- Brasil tem as menores taxas de mortalidade neonatal e infantil em 34 anos, segundo o relatório da Unicef, com 7 mortes por mil nascidos vivos e 14,2 mortes por mil crianças até cinco anos em 2024.
- Políticas públicas como o Programa Saúde da Família, o Programa de Agentes Comunitários de Saúde, a Política Nacional de Atenção Básica e a expansão da rede pública contribuíram para reduzir mortes de crianças.

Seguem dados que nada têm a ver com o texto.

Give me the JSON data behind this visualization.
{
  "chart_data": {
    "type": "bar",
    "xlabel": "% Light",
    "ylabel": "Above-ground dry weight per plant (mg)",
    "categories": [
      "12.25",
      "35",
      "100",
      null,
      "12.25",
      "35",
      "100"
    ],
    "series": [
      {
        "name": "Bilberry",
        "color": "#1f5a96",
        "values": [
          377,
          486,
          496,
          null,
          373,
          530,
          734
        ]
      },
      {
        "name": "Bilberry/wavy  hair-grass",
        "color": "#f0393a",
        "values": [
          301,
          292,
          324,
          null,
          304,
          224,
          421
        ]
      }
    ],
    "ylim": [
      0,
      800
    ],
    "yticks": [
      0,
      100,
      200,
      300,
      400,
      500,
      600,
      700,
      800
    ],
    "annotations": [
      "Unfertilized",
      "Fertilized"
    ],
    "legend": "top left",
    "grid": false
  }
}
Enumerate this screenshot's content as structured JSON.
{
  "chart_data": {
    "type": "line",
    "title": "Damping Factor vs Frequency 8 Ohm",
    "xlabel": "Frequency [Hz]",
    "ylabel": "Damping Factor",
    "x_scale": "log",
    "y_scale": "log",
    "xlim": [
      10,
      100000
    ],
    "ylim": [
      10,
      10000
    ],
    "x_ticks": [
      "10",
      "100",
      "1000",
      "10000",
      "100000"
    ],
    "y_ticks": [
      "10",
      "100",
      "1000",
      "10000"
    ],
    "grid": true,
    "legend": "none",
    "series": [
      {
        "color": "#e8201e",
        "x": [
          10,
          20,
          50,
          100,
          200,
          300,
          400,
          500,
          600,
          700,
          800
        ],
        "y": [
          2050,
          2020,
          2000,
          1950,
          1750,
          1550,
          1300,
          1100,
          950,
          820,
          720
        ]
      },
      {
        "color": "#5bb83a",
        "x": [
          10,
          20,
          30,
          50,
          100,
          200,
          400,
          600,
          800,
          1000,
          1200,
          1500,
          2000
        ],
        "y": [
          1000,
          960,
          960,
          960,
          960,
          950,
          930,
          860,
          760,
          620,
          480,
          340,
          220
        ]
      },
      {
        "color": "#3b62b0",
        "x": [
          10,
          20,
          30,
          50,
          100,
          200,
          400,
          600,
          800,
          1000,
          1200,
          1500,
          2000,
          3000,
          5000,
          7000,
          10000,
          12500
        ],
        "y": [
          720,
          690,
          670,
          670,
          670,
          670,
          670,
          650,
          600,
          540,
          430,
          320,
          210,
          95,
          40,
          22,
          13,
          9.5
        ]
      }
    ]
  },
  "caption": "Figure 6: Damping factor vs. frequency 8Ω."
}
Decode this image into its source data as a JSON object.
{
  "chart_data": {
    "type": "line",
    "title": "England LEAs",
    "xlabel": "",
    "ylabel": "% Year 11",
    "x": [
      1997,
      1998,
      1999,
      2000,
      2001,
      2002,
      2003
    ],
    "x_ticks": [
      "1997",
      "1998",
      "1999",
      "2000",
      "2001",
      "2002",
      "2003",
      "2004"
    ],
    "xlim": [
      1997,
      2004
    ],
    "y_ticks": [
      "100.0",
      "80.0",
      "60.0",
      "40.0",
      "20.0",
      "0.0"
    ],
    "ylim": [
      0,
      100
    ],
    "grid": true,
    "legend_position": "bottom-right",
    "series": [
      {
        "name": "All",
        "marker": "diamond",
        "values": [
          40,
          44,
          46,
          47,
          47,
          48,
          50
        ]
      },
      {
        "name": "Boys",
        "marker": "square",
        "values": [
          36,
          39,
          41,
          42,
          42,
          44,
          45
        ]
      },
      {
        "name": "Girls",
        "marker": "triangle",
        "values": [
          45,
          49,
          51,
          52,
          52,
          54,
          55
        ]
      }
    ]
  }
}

- Em 1990, eram 25 mortes neonatais por mil até 28 dias de vida e 63 mortes por mil até os cinco anos; em 2024 caíram para 7 e 14,2, respectivamente.
- A taxa de queda da mortalidade infantil desacelerou na última década, passando de 4,9% ao ano (2000–2009) para 3,16% ao ano (2010–2024).
- Globais: em 2024, cerca de 2,1 milhões de crianças, adolescentes e jovens entre cinco e vinte e quatro anos morreram no planeta.
O Brasil atingiu a menor taxa de mortalidade infantil em 34 anos, segundo o relatório Níveis e Tendências da Mortalidade Infantil, das Nações Unidas. Os números indicam quedas relevantes tanto na mortalidade neonatal quanto entre menores de cinco anos.
De 1990 a 2024, a mortalidade neonatal caiu de 25 para 7 óbitos por mil nascidos vivos. Já a mortalidade de crianças até cinco anos recuou de 63 para 14,2 por mil, conforme o estudo da UNICEF.
Entre as políticas citadas como influentes estão o Programa Saúde da Família, o Programa de Agentes Comunitários de Saúde, a Política Nacional de Atenção Básica e a expansão da rede pública de saúde. Tais ações beneficiaram mães, bebês e crianças desde os anos 1990.
Luciana Phebo, chefe de Saúde e Nutrição da UNICEF no Brasil, ressalta que milhares de bebês não teriam sobrevivido sem esses investimentos. A organização cita vacinação e estímulo à amamentação como componentes centrais.
Apesar dos avanços, a queda na mortalidade infantil desacelerou na última década. Globalmente, a taxa de redução entre 2010 e 2024 foi menor do que nos anos anteriores, segundo o relatório.
O estudo também aponta que, em 2024, cerca de 2,1 milhões de jovens entre 5 e 24 anos morreram no planeta. No Brasil, a violência foi a principal causa entre 15 e 19 anos, seguida por doenças não transmissíveis e acidentes de trânsito.
Entre as meninas de 15 a 19 anos, doenças não transmissíveis foram a principal causa, seguidas por doenças transmissíveis, violência e suicídio, conforme o documento da ONU.